202405⁇

 田舎だ。静謐な森が広がっている。雨上がりのふくよかな土の匂い。世界が青ざめているような冷たさを感じる空気。並木通りのような大きな道を、ちょうど半分まで行ったあたりに神社がある。神社には立ち入らない。私は道を歩く。森を抜けると田んぼが広がっていて、賽の目のように畦道が走り、たまに納屋のようなものがぽつんと建っている。コンクリートの側溝には蓋があったりなかったりして、踏み外せば落ちてしまう。このあたりに人の気配はない。そう思っていたが、若者が、数人話しているのが見える。

 空中、いや、空間に赤い線が見える。子供が作った失敗作のあやとりのように、無秩序に走った細い赤。触れることはできない。その線は、神様が怒っている証拠だった。なぜ怒っている?

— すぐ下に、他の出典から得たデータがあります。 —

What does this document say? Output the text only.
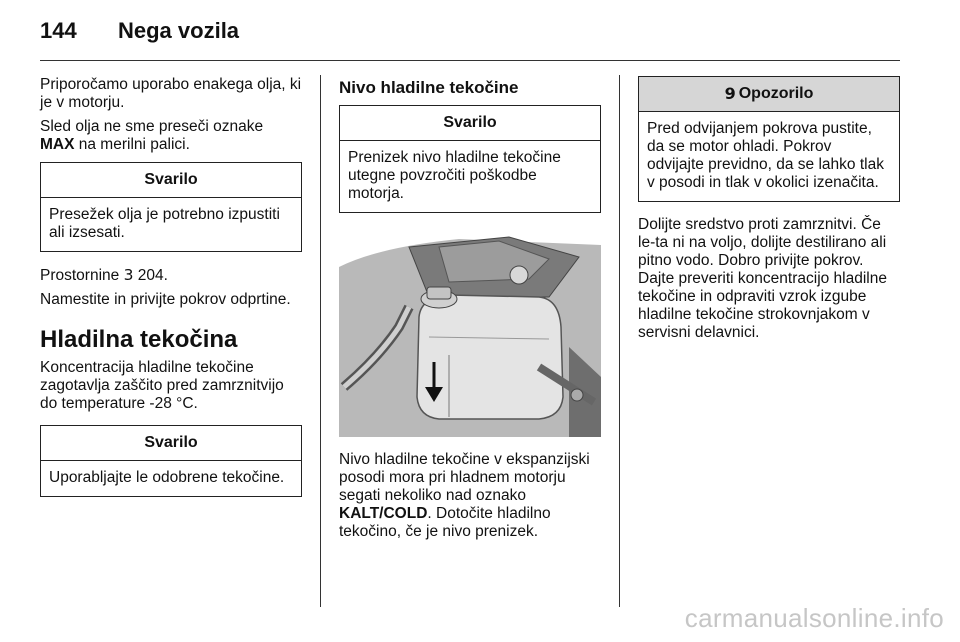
144	Nega vozila

Priporočamo uporabo enakega olja, ki je v motorju.

Sled olja ne sme preseči oznake
MAX na merilni palici.

Svarilo
Presežek olja je potrebno izpustiti ali izsesati.

Prostornine 3 204.

Namestite in privijte pokrov odprtine.

Hladilna tekočina

Koncentracija hladilne tekočine zagotavlja zaščito pred zamrznitvijo do temperature -28 °C.

Svarilo
Uporabljajte le odobrene tekočine.
Nivo hladilne tekočine
Svarilo
Prenizek nivo hladilne tekočine utegne povzročiti poškodbe motorja.

Nivo hladilne tekočine v ekspanzijski posodi mora pri hladnem motorju segati nekoliko nad oznako
KALT/COLD. Dotočite hladilno tekočino, če je nivo prenizek.

9 Opozorilo
Pred odvijanjem pokrova pustite, da se motor ohladi. Pokrov odvijajte previdno, da se lahko tlak v posodi in tlak v okolici izenačita.

Dolijte sredstvo proti zamrznitvi. Če le-ta ni na voljo, dolijte destilirano ali pitno vodo. Dobro privijte pokrov. Dajte preveriti koncentracijo hladilne tekočine in odpraviti vzrok izgube hladilne tekočine strokovnjakom v servisni delavnici.

carmanualsonline.info
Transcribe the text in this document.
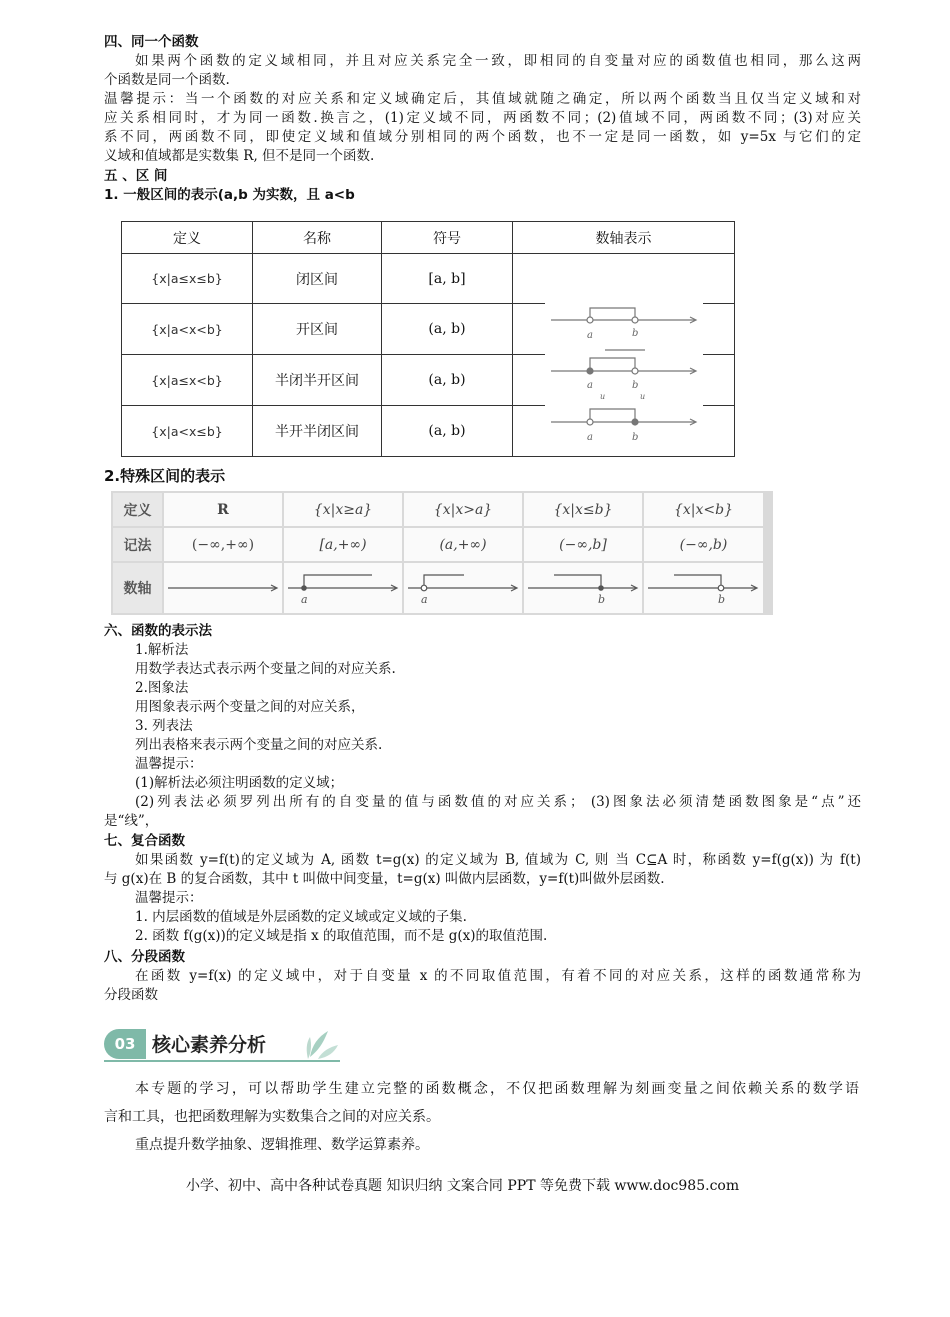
四、同一个函数
如果两个函数的定义域相同，并且对应关系完全一致，即相同的自变量对应的函数值也相同，那么这两
个函数是同一个函数.
温馨提示：当一个函数的对应关系和定义域确定后，其值域就随之确定，所以两个函数当且仅当定义域和对
应关系相同时，才为同一函数.换言之，(1)定义域不同，两函数不同；(2)值域不同，两函数不同；(3)对应关
系不同，两函数不同，即使定义域和值域分别相同的两个函数，也不一定是同一函数，如 y=5x 与它们的定
义域和值域都是实数集 R, 但不是同一个函数.
五 、区 间
1. 一般区间的表示(a,b 为实数，且 a<b
定义	名称	符号	数轴表示
{x|a≤x≤b}	闭区间	[a, b]	
{x|a<x<b}	开区间	(a, b)	
{x|a≤x<b}	半闭半开区间	(a, b)	
{x|a<x≤b}	半开半闭区间	(a, b)	
a	b
a	b
u	u
a	b
2.特殊区间的表示
定义	R	{x|x≥a}	{x|x>a}	{x|x≤b}	{x|x<b}
记法	(−∞,+∞)	[a,+∞)	(a,+∞)	(−∞,b]	(−∞,b)
数轴		a	a	b	b
六、函数的表示法
1.解析法
用数学表达式表示两个变量之间的对应关系.
2.图象法
用图象表示两个变量之间的对应关系，
3. 列表法
列出表格来表示两个变量之间的对应关系.
温馨提示：
(1)解析法必须注明函数的定义域；
(2)列表法必须罗列出所有的自变量的值与函数值的对应关系； (3)图象法必须清楚函数图象是“点”还
是“线”，
七、复合函数
如果函数 y=f(t)的定义域为 A, 函数 t=g(x) 的定义域为 B, 值域为 C, 则 当 C⊆A 时，称函数 y=f(g(x)) 为 f(t)
与 g(x)在 B 的复合函数，其中 t 叫做中间变量，t=g(x) 叫做内层函数，y=f(t)叫做外层函数.
温馨提示：
1. 内层函数的值域是外层函数的定义域或定义域的子集.
2. 函数 f(g(x))的定义域是指 x 的取值范围，而不是 g(x)的取值范围.
八、分段函数
在函数 y=f(x) 的定义域中，对于自变量 x 的不同取值范围，有着不同的对应关系，这样的函数通常称为
分段函数
03 核心素养分析
本专题的学习，可以帮助学生建立完整的函数概念，不仅把函数理解为刻画变量之间依赖关系的数学语
言和工具，也把函数理解为实数集合之间的对应关系。
重点提升数学抽象、逻辑推理、数学运算素养。
小学、初中、高中各种试卷真题 知识归纳 文案合同 PPT 等免费下载 www.doc985.com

 私たちにはひとりひとり、名前がある。そこで話している若者たちにも。人は生まれ変わる。ここで生まれた人たちは、名前の中に一文字、生前の名前に使われていた文字が入ってる。そうやって、受け継いでいく。

 この田舎は、神社を中心とした狭い範囲で閉じている。ここだけが青く静かで、時々、赤い線がそこらじゅうに伸びる。